2.3.1.    Zoals de Afdeling eerder heeft overwogen (uitspraak van 4 april 2003 in zaak no. 200206882/1, AB 2003, 315), kan buiten de aanwending van ingevolge de wet openstaande rechtsmiddelen eenzelfde geschil niet ten tweede male aan de rechter worden voorgelegd. De in de wet gegeven bepalingen voor het instellen van beroep verzetten zich ertegen dat door het instellen van beroep tegen een besluit op een verzoek om terug te komen op een in rechte onaantastbaar besluit wordt bereikt dat de rechter de zaak beoordeelt, als ware het beroep gericht tegen een eerder besluit. Daarbij geldt dat de wet voor de rechtspraak, anders dan voor het bestuur, niet voorziet in discretie, noch anderszins in uitzonderingen op de regel dat de weg naar de rechter slechts eenmaal gedurende een beperkte periode openstaat. Hieruit vloeit voort dat de rechter, ter bepaling van de omvang van de door hem te verrichten beoordeling in geval van een besluit op een verzoek om terug te komen op een in rechte onaantastbaar besluit, primair dient te onderzoeken of aan dat verzoek nieuw gebleken feiten of veranderde omstandigheden ten grondslag zijn gelegd. Daaronder moeten worden begrepen feiten of omstandigheden die zijn voorgevallen na het nemen van het eerdere besluit of die niet vóór het nemen van dat besluit konden worden aangevoerd, alsmede bewijsstukken van reeds eerder aangevoerde feiten of omstandigheden die niet vóór het nemen van het eerdere besluit konden worden overgelegd.

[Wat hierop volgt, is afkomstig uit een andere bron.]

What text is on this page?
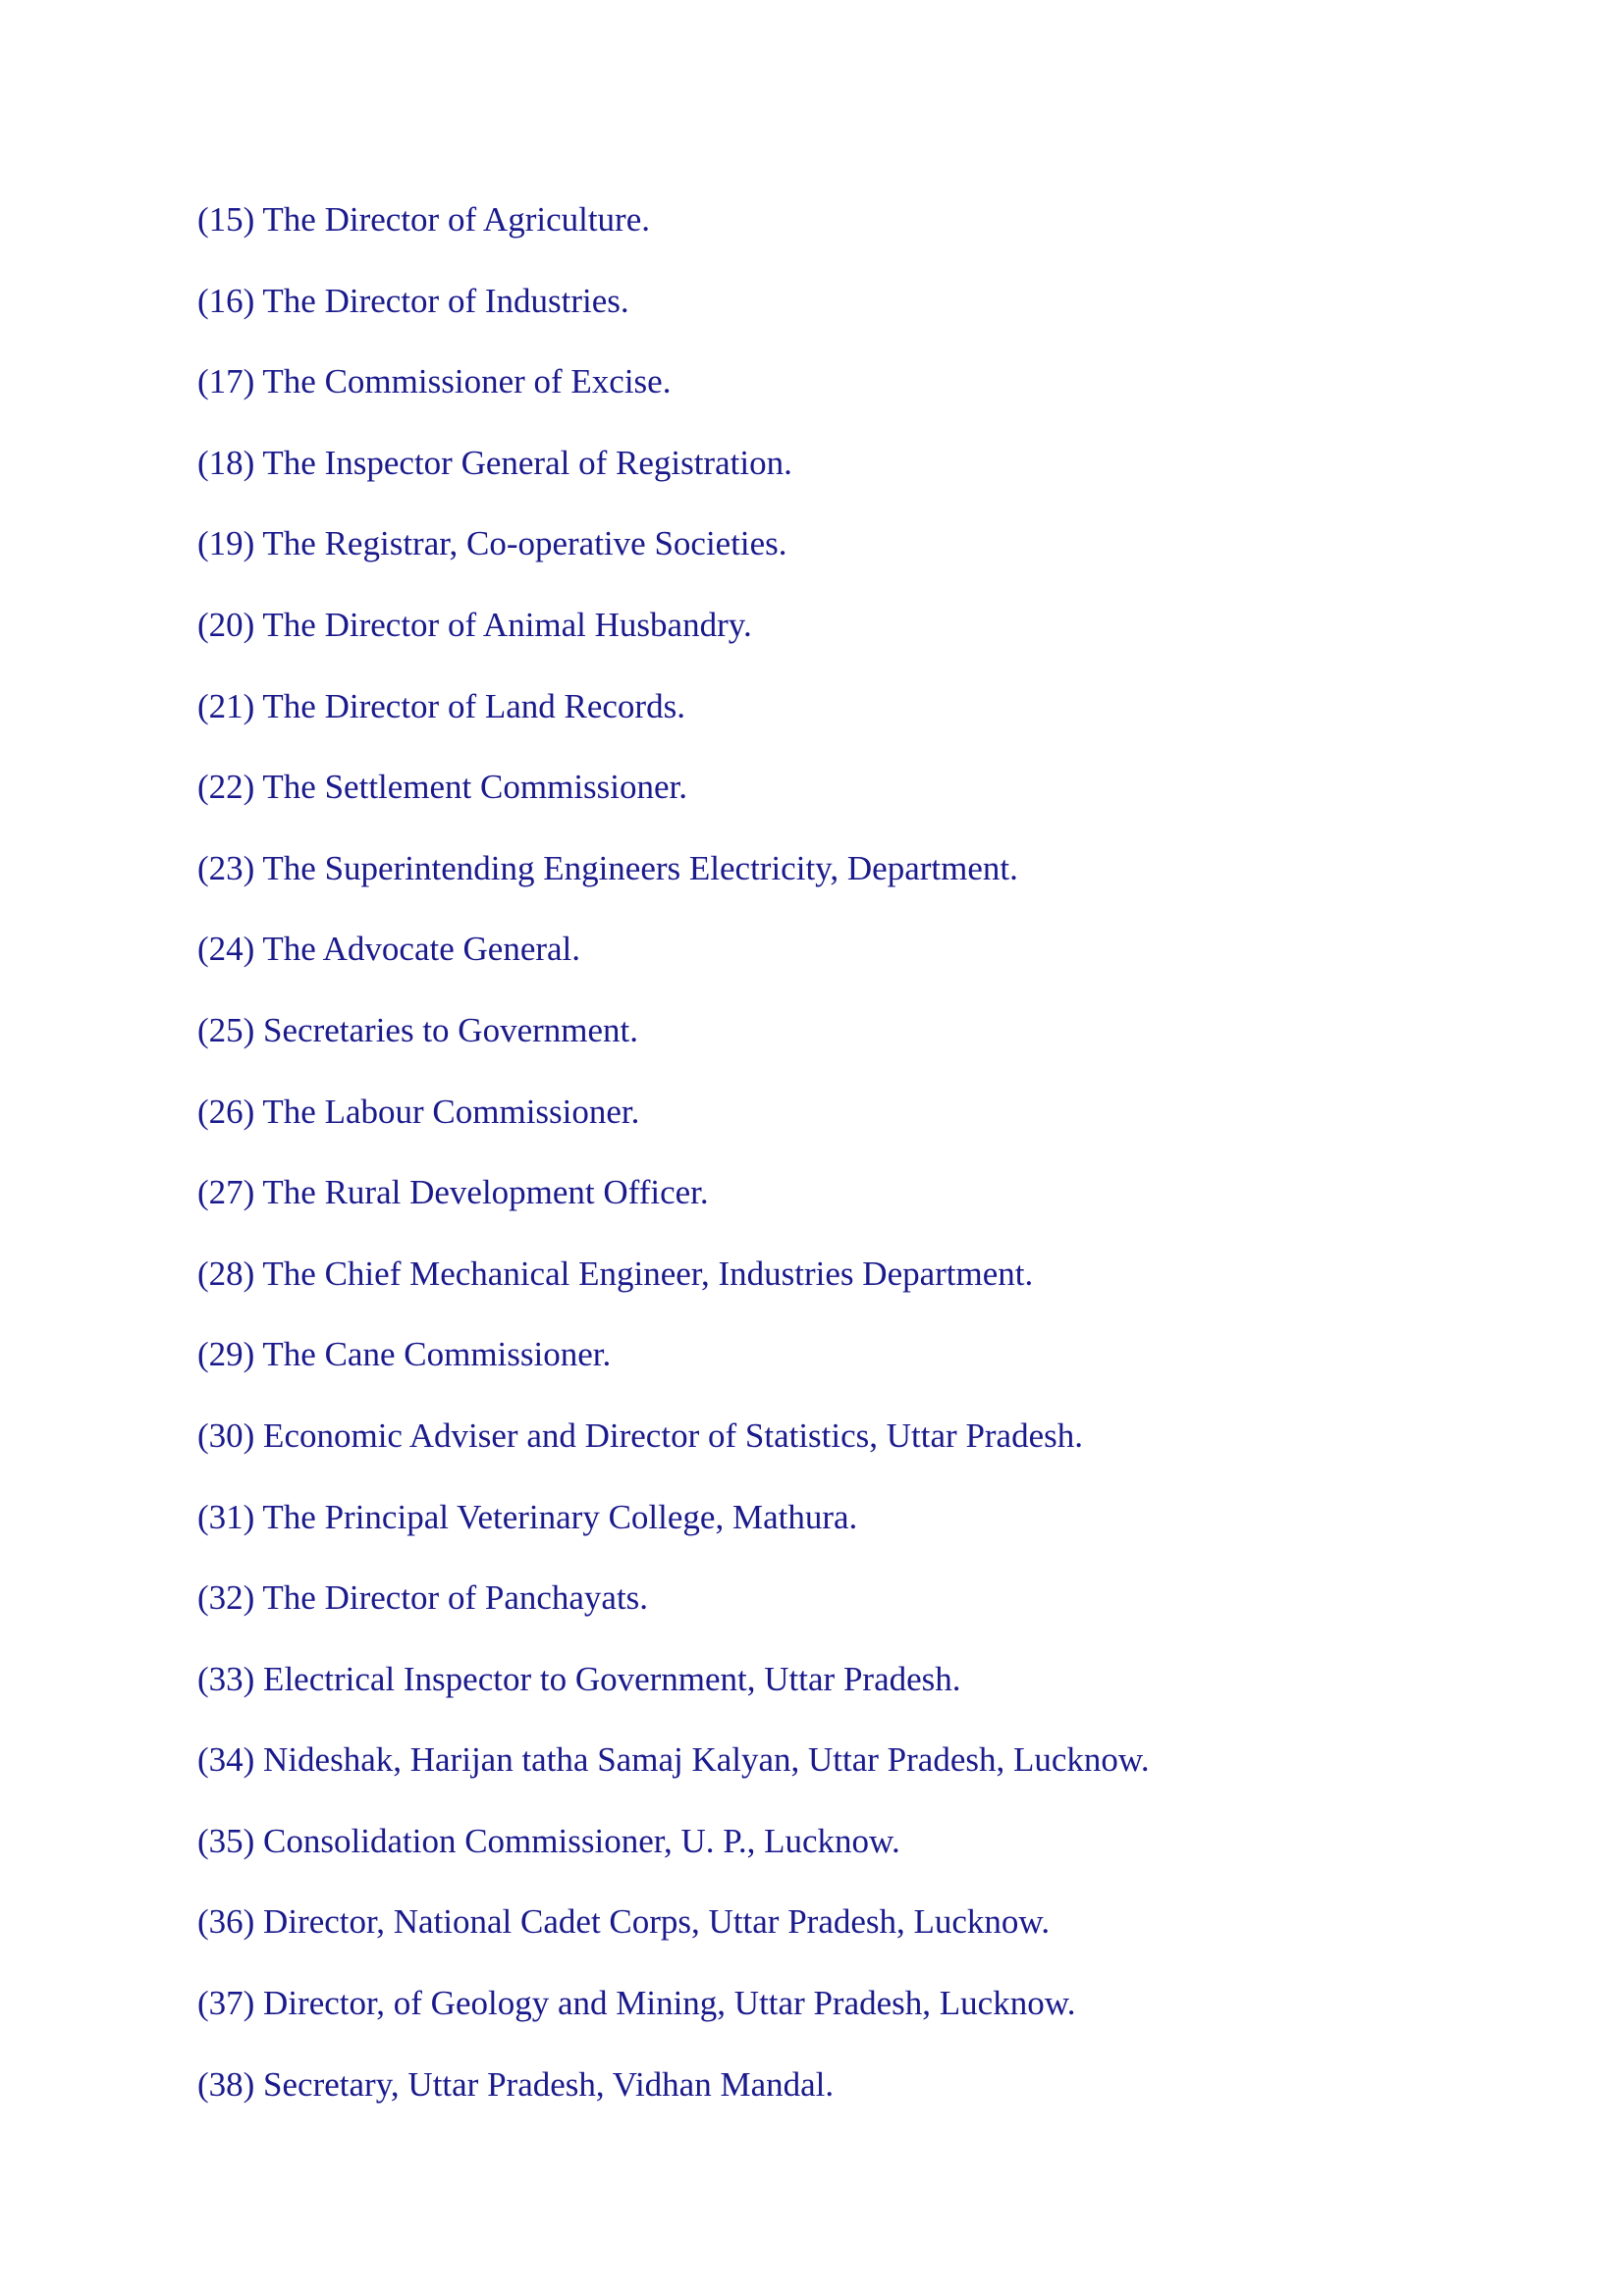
(15) The Director of Agriculture.
(16) The Director of Industries.
(17) The Commissioner of Excise.
(18) The Inspector General of Registration.
(19) The Registrar, Co-operative Societies.
(20) The Director of Animal Husbandry.
(21) The Director of Land Records.
(22) The Settlement Commissioner.
(23) The Superintending Engineers Electricity, Department.
(24) The Advocate General.
(25) Secretaries to Government.
(26) The Labour Commissioner.
(27) The Rural Development Officer.
(28) The Chief Mechanical Engineer, Industries Department.
(29) The Cane Commissioner.
(30) Economic Adviser and Director of Statistics, Uttar Pradesh.
(31) The Principal Veterinary College, Mathura.
(32) The Director of Panchayats.
(33) Electrical Inspector to Government, Uttar Pradesh.
(34) Nideshak, Harijan tatha Samaj Kalyan, Uttar Pradesh, Lucknow.
(35) Consolidation Commissioner, U. P., Lucknow.
(36) Director, National Cadet Corps, Uttar Pradesh, Lucknow.
(37) Director, of Geology and Mining, Uttar Pradesh, Lucknow.
(38) Secretary, Uttar Pradesh, Vidhan Mandal.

2.3.2.    De rechtbank heeft terecht overwogen dat met de door appellant overgelegde verklaringen van nieuw gebleken feiten of veranderde omstandigheden in evenbedoelde zin geen sprake is. De overgelegde verklaringen van medewerkers van het Praktijkonderzoek Plant & Omgeving van 24 juni 2002 en 16 december 2003 zijn weliswaar opgemaakt, nadat het voormelde besluit van 24 november 1999 in rechte onaantastbaar is geworden, maar appellant heeft niet aannemelijk gemaakt dat deze verklaringen niet daarvoor hadden kunnen worden gevraagd en overgelegd. Dat appellant, naar deze stelt, niet in een eerder stadium met die verklaringen bekend was, is daartoe onvoldoende.
2.4.    Het hoger beroep is ongegrond. De aangevallen uitspraak dient te worden bevestigd.
2.5.    Voor een proceskostenveroordeling bestaat geen aanleiding.
3.    Beslissing
De Afdeling bestuursrechtspraak van de Raad van State
Recht doende in naam der Koningin:
bevestigt de aangevallen uitspraak.
Aldus vastgesteld door mr. R.W.L. Loeb, lid van de Enkelvoudige kamer, in tegenwoordigheid van mr. M.A.E. Planken, ambtenaar van Staat.
w.g. Loeb    w.g. Planken
Lid van de enkelvoudige kamer    ambtenaar van Staat
Uitgesproken in het openbaar op 9 november 2005
299.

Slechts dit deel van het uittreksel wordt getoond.